Deze dosering kan worden verhoogd tot maximaal 360 mg per dag: 2 capsules van 180 mg (capsule waarop diloc 180 staat en die voor de helft roze is van kleur). Soms kan het noodzakelijk zijn de dosering langzaam, met tweewekelijkse intervallen, op te bouwen in stappen van 60-120 mg. Oudere patiënten en patiënten met een lever- of nierziekte hebben minder nodig, namelijk één capsule van 120 mg (met opdruk diloc 120 en voor de helft transparant roze) éénmaal per dag, althans om mee te beginnen.

** GEBRUIK NOOIT MEER DAN DE AANBEVOLEN DOSIS
** DUUR VAN DE BEHANDELING

De duur van de behandeling wordt door uw arts bepaald, maar zal in het algemeen enige maanden of meer bedragen.

WAT TE DOEN ALS MEER IS INGENOMEN DAN IS VOORGESCHREVEN?

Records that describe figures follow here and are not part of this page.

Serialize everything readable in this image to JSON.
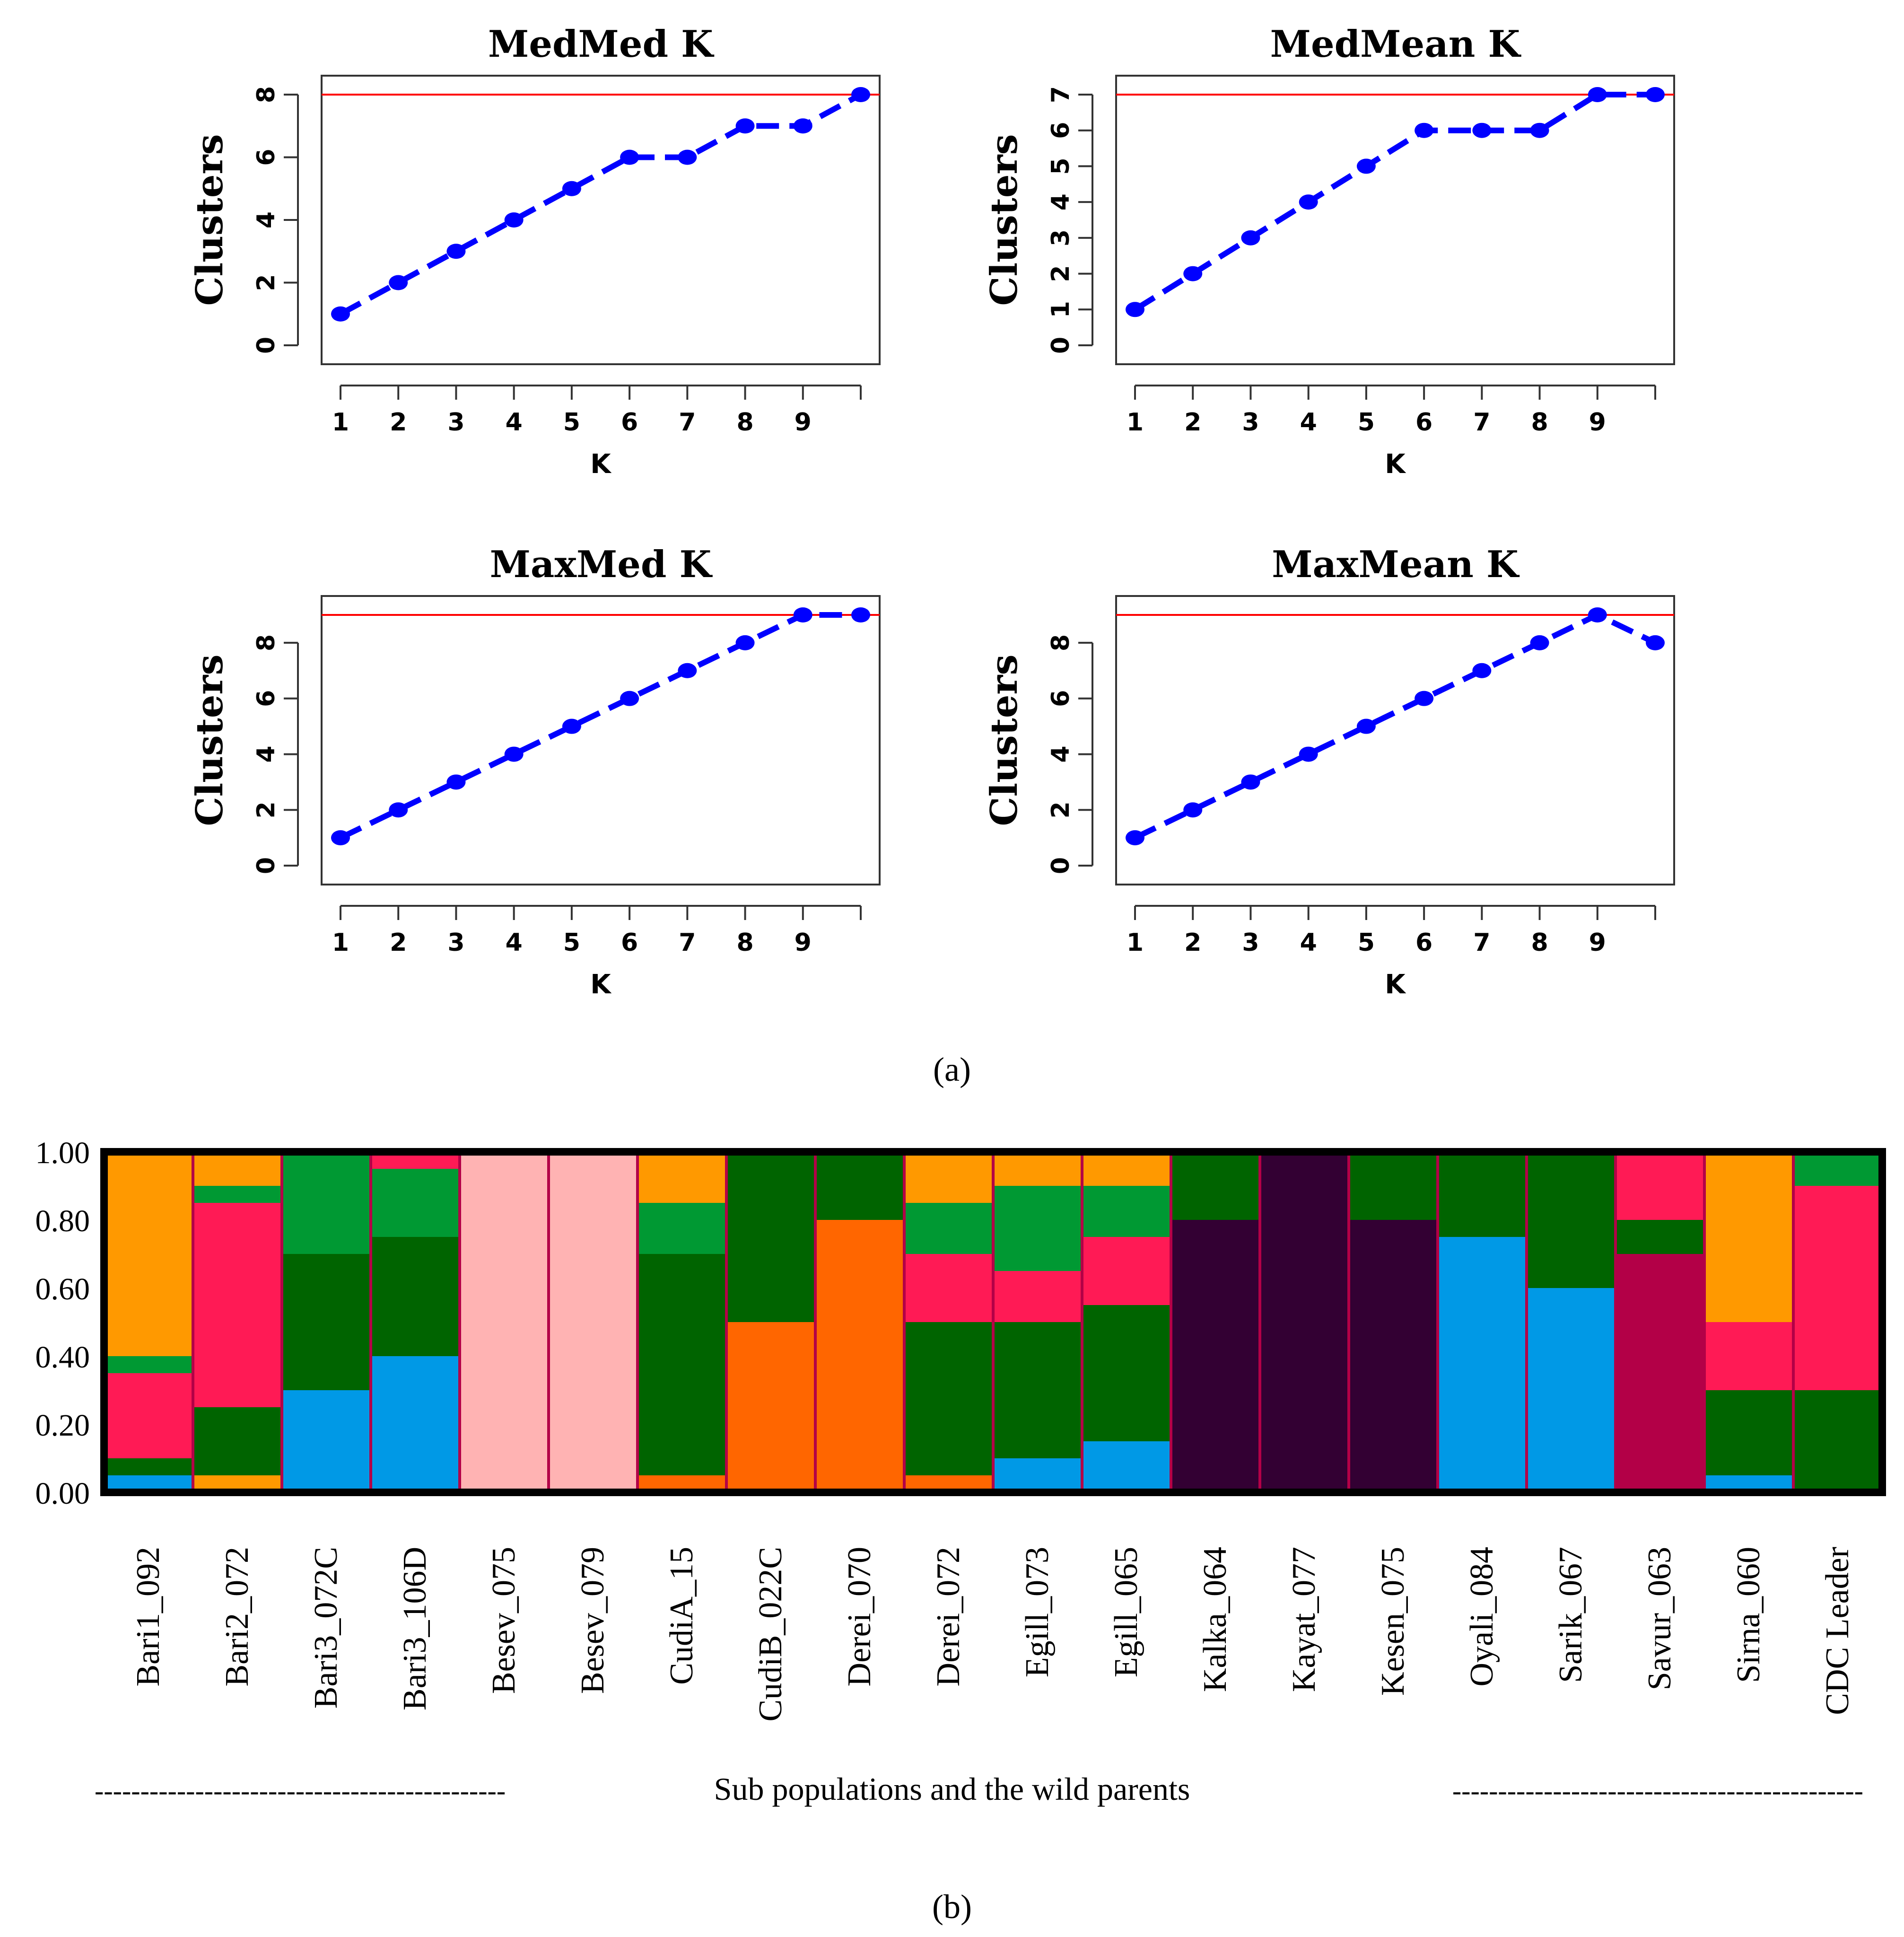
{
  "figure": {
    "panel_a_label": "(a)",
    "panel_b_label": "(b)",
    "footer_dashes_left": "---------------------------------------------",
    "footer_text": "Sub populations and the wild parents",
    "footer_dashes_right": "---------------------------------------------"
  },
  "colors": {
    "series": "#0000ff",
    "reference_line": "#ff0000",
    "frame": "#333333"
  },
  "chart_data": [
    {
      "type": "line",
      "title": "MedMed K",
      "xlabel": "K",
      "ylabel": "Clusters",
      "x": [
        1,
        2,
        3,
        4,
        5,
        6,
        7,
        8,
        9,
        10
      ],
      "y": [
        1,
        2,
        3,
        4,
        5,
        6,
        6,
        7,
        7,
        8
      ],
      "x_ticks": [
        1,
        2,
        3,
        4,
        5,
        6,
        7,
        8,
        9,
        10
      ],
      "x_tick_labels": [
        "1",
        "2",
        "3",
        "4",
        "5",
        "6",
        "7",
        "8",
        "9",
        ""
      ],
      "y_ticks": [
        0,
        2,
        4,
        6,
        8
      ],
      "xlim": [
        1,
        10
      ],
      "ylim": [
        0,
        8
      ],
      "reference_line_y": 8,
      "line_style": "dashed",
      "marker": "circle"
    },
    {
      "type": "line",
      "title": "MedMean K",
      "xlabel": "K",
      "ylabel": "Clusters",
      "x": [
        1,
        2,
        3,
        4,
        5,
        6,
        7,
        8,
        9,
        10
      ],
      "y": [
        1,
        2,
        3,
        4,
        5,
        6,
        6,
        6,
        7,
        7
      ],
      "x_ticks": [
        1,
        2,
        3,
        4,
        5,
        6,
        7,
        8,
        9,
        10
      ],
      "x_tick_labels": [
        "1",
        "2",
        "3",
        "4",
        "5",
        "6",
        "7",
        "8",
        "9",
        ""
      ],
      "y_ticks": [
        0,
        1,
        2,
        3,
        4,
        5,
        6,
        7
      ],
      "xlim": [
        1,
        10
      ],
      "ylim": [
        0,
        7
      ],
      "reference_line_y": 7,
      "line_style": "dashed",
      "marker": "circle"
    },
    {
      "type": "line",
      "title": "MaxMed K",
      "xlabel": "K",
      "ylabel": "Clusters",
      "x": [
        1,
        2,
        3,
        4,
        5,
        6,
        7,
        8,
        9,
        10
      ],
      "y": [
        1,
        2,
        3,
        4,
        5,
        6,
        7,
        8,
        9,
        9
      ],
      "x_ticks": [
        1,
        2,
        3,
        4,
        5,
        6,
        7,
        8,
        9,
        10
      ],
      "x_tick_labels": [
        "1",
        "2",
        "3",
        "4",
        "5",
        "6",
        "7",
        "8",
        "9",
        ""
      ],
      "y_ticks": [
        0,
        2,
        4,
        6,
        8
      ],
      "xlim": [
        1,
        10
      ],
      "ylim": [
        0,
        9
      ],
      "reference_line_y": 9,
      "line_style": "dashed",
      "marker": "circle"
    },
    {
      "type": "line",
      "title": "MaxMean K",
      "xlabel": "K",
      "ylabel": "Clusters",
      "x": [
        1,
        2,
        3,
        4,
        5,
        6,
        7,
        8,
        9,
        10
      ],
      "y": [
        1,
        2,
        3,
        4,
        5,
        6,
        7,
        8,
        9,
        8
      ],
      "x_ticks": [
        1,
        2,
        3,
        4,
        5,
        6,
        7,
        8,
        9,
        10
      ],
      "x_tick_labels": [
        "1",
        "2",
        "3",
        "4",
        "5",
        "6",
        "7",
        "8",
        "9",
        ""
      ],
      "y_ticks": [
        0,
        2,
        4,
        6,
        8
      ],
      "xlim": [
        1,
        10
      ],
      "ylim": [
        0,
        9
      ],
      "reference_line_y": 9,
      "line_style": "dashed",
      "marker": "circle"
    },
    {
      "type": "bar",
      "stacked": true,
      "y_ticks": [
        "0.00",
        "0.20",
        "0.40",
        "0.60",
        "0.80",
        "1.00"
      ],
      "ylim": [
        0,
        1
      ],
      "categories": [
        "Bari1_092",
        "Bari2_072",
        "Bari3_072C",
        "Bari3_106D",
        "Besev_075",
        "Besev_079",
        "CudiA_15",
        "CudiB_022C",
        "Derei_070",
        "Derei_072",
        "Egill_073",
        "Egill_065",
        "Kalka_064",
        "Kayat_077",
        "Kesen_075",
        "Oyali_084",
        "Sarik_067",
        "Savur_063",
        "Sirna_060",
        "CDC Leader"
      ],
      "component_colors": {
        "sky_blue": "#0099e6",
        "dark_green": "#006400",
        "green": "#009933",
        "orange": "#ff9900",
        "crimson": "#ff1a55",
        "light_pink": "#ffb3b3",
        "dark_orange": "#ff6600",
        "dark_purple": "#330033",
        "maroon": "#b30047"
      },
      "groups": [
        {
          "label": "Bari1_092",
          "components": [
            {
              "color": "sky_blue",
              "value": 0.05
            },
            {
              "color": "dark_green",
              "value": 0.05
            },
            {
              "color": "crimson",
              "value": 0.25
            },
            {
              "color": "green",
              "value": 0.05
            },
            {
              "color": "orange",
              "value": 0.6
            }
          ]
        },
        {
          "label": "Bari2_072",
          "components": [
            {
              "color": "orange",
              "value": 0.05
            },
            {
              "color": "dark_green",
              "value": 0.2
            },
            {
              "color": "crimson",
              "value": 0.6
            },
            {
              "color": "green",
              "value": 0.05
            },
            {
              "color": "orange",
              "value": 0.1
            }
          ]
        },
        {
          "label": "Bari3_072C",
          "components": [
            {
              "color": "sky_blue",
              "value": 0.3
            },
            {
              "color": "dark_green",
              "value": 0.4
            },
            {
              "color": "green",
              "value": 0.3
            }
          ]
        },
        {
          "label": "Bari3_106D",
          "components": [
            {
              "color": "sky_blue",
              "value": 0.4
            },
            {
              "color": "dark_green",
              "value": 0.35
            },
            {
              "color": "green",
              "value": 0.2
            },
            {
              "color": "crimson",
              "value": 0.05
            }
          ]
        },
        {
          "label": "Besev_075",
          "components": [
            {
              "color": "light_pink",
              "value": 1.0
            }
          ]
        },
        {
          "label": "Besev_079",
          "components": [
            {
              "color": "light_pink",
              "value": 1.0
            }
          ]
        },
        {
          "label": "CudiA_15",
          "components": [
            {
              "color": "dark_orange",
              "value": 0.05
            },
            {
              "color": "dark_green",
              "value": 0.65
            },
            {
              "color": "green",
              "value": 0.15
            },
            {
              "color": "orange",
              "value": 0.15
            }
          ]
        },
        {
          "label": "CudiB_022C",
          "components": [
            {
              "color": "dark_orange",
              "value": 0.5
            },
            {
              "color": "dark_green",
              "value": 0.5
            }
          ]
        },
        {
          "label": "Derei_070",
          "components": [
            {
              "color": "dark_orange",
              "value": 0.8
            },
            {
              "color": "dark_green",
              "value": 0.2
            }
          ]
        },
        {
          "label": "Derei_072",
          "components": [
            {
              "color": "dark_orange",
              "value": 0.05
            },
            {
              "color": "dark_green",
              "value": 0.45
            },
            {
              "color": "crimson",
              "value": 0.2
            },
            {
              "color": "green",
              "value": 0.15
            },
            {
              "color": "orange",
              "value": 0.15
            }
          ]
        },
        {
          "label": "Egill_073",
          "components": [
            {
              "color": "sky_blue",
              "value": 0.1
            },
            {
              "color": "dark_green",
              "value": 0.4
            },
            {
              "color": "crimson",
              "value": 0.15
            },
            {
              "color": "green",
              "value": 0.25
            },
            {
              "color": "orange",
              "value": 0.1
            }
          ]
        },
        {
          "label": "Egill_065",
          "components": [
            {
              "color": "sky_blue",
              "value": 0.15
            },
            {
              "color": "dark_green",
              "value": 0.4
            },
            {
              "color": "crimson",
              "value": 0.2
            },
            {
              "color": "green",
              "value": 0.15
            },
            {
              "color": "orange",
              "value": 0.1
            }
          ]
        },
        {
          "label": "Kalka_064",
          "components": [
            {
              "color": "dark_purple",
              "value": 0.8
            },
            {
              "color": "dark_green",
              "value": 0.2
            }
          ]
        },
        {
          "label": "Kayat_077",
          "components": [
            {
              "color": "dark_purple",
              "value": 1.0
            }
          ]
        },
        {
          "label": "Kesen_075",
          "components": [
            {
              "color": "dark_purple",
              "value": 0.8
            },
            {
              "color": "dark_green",
              "value": 0.2
            }
          ]
        },
        {
          "label": "Oyali_084",
          "components": [
            {
              "color": "sky_blue",
              "value": 0.75
            },
            {
              "color": "dark_green",
              "value": 0.25
            }
          ]
        },
        {
          "label": "Sarik_067",
          "components": [
            {
              "color": "sky_blue",
              "value": 0.6
            },
            {
              "color": "dark_green",
              "value": 0.4
            }
          ]
        },
        {
          "label": "Savur_063",
          "components": [
            {
              "color": "maroon",
              "value": 0.7
            },
            {
              "color": "dark_green",
              "value": 0.1
            },
            {
              "color": "crimson",
              "value": 0.2
            }
          ]
        },
        {
          "label": "Sirna_060",
          "components": [
            {
              "color": "sky_blue",
              "value": 0.05
            },
            {
              "color": "dark_green",
              "value": 0.25
            },
            {
              "color": "crimson",
              "value": 0.2
            },
            {
              "color": "orange",
              "value": 0.5
            }
          ]
        },
        {
          "label": "CDC Leader",
          "components": [
            {
              "color": "dark_green",
              "value": 0.3
            },
            {
              "color": "crimson",
              "value": 0.6
            },
            {
              "color": "green",
              "value": 0.1
            }
          ]
        }
      ]
    }
  ]
}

Als u tegelijkertijd meer dan 900 mg hebt ingenomen, kunt u klachten krijgen. Soms duurt het een aantal uren voordat de verschijnselen zich voordoen. Als u te veel capsules hebt ingenomen moet u onmiddellijk contact opnemen met de E.H.B.O.-afdeling van een ziekenhuis of met een arts. Neem deze bijsluiter en de capsules die over zijn, mee om ze aan de dokter te laten zien (zie ook: "Bijwerkingen en eventuele problemen die kunnen optreden").

WAT TE DOEN ALS EEN DOSIS VERGETEN IS?

Als u vergeten bent uw capsules in te nemen en u denkt eraan binnen 12 uur na de tijd dat u ze normaal inneemt, neem ze dan alsnog in. Denkt u er pas 12 uur na het voor u gebruikelijke tijdstip aan, neem ze dan niet meer in. Wacht tot het weer uw gebruikelijke tijd is en neem dan de gewone hoeveelheid. Als u meerdere keren vergeten bent uw capsules in te nemen, zeg dat dan tegen uw arts als u er weer komt.

WAT GEBEURT ER ALS ER PLOTSELING GESTOPT WORDT MET HET INNEMEN VAN HET GENEESMIDDEL?

De klachten waarvoor de arts u DILOC heeft voorgeschreven, zouden kunnen terugkomen. Het is belangrijk dat u zich houdt aan de instructies van de arts en alleen in overleg met de arts kan het gebruik van DILOC worden gestopt, bijvoorbeeld als u veel last heeft van bijwerkingen en tijdens de zwangerschap of een vermoeden hiervan (zie ook: "Bijwerkingen en eventuele problemen die kunnen optreden" en "Voordat u het geneesmiddel gebruikt").

BIJWERKINGEN EN EVENTUELE PROBLEMEN DIE KUNNEN OPTREDEN

Sommige mensen krijgen last van dikke enkels, moe en pijnlijk gevoel in de benen, misselijkheid, buikpijn, verstopping (obstipatie), vermoeidheid, hoofdpijn, opvliegingen, bloeddrukverlaging, verminderd gezichtsvermogen, hartkloppingen of huiduitslag. Als u een van deze klachten krijgt, moet u uw arts raadplegen.
Een enkele keer is het voorgekomen dat iemand ernstige uitslag kreeg, een sterke verlaging van de hartslag (met als gevolg flauwvallen en duizeligheid) of geelzucht (een gelige verkleuring van de huid). Als zoiets bij u gebeurt, moet u dat onmiddellijk aan uw arts melden. In het algemeen geldt dat als u een ongewoon gevoel of verschijnsel bij uzelf waarneemt, u dit altijd aan uw arts moet mededelen.

Waarschuw uw arts of apotheker altijd als bij u een bijwerking optreedt die niet wordt vermeld in deze bijsluiter of indien u de bijwerking als ernstig ervaart.

HOE MOET DILOC WORDEN BEWAARD?

Droog en bij kamertemperatuur (15 - 25° C) in de originele, goed gesloten verpakking bewaren. Op deze wijze bewaard, is dit geneesmiddel houdbaar tot en met de op de buitenverpakking of op de stripverpakking vermelde houdbaarheidsdatum achter: "Houdbaar tot:" resp. "Exp.:". Niet gebruiken na deze datum.

HOUDT DIT GENEESMIDDEL EVENALS ALLE GENEESMIDDELEN BUITEN BEREIK VAN KINDEREN.

DATUM REVISIE TEKST December 1998.

LET OP
Dit geneesmiddel is alleen voor u bestemd. Alleen een arts kan het u voorschrijven. Geef het nooit aan iemand anders, ook al heeft die dezelfde verschijnselen als u. Voor zo iemand zou het schadelijk kunnen zijn. De informatie in deze bijsluiter heeft alleen betrekking op DILOC.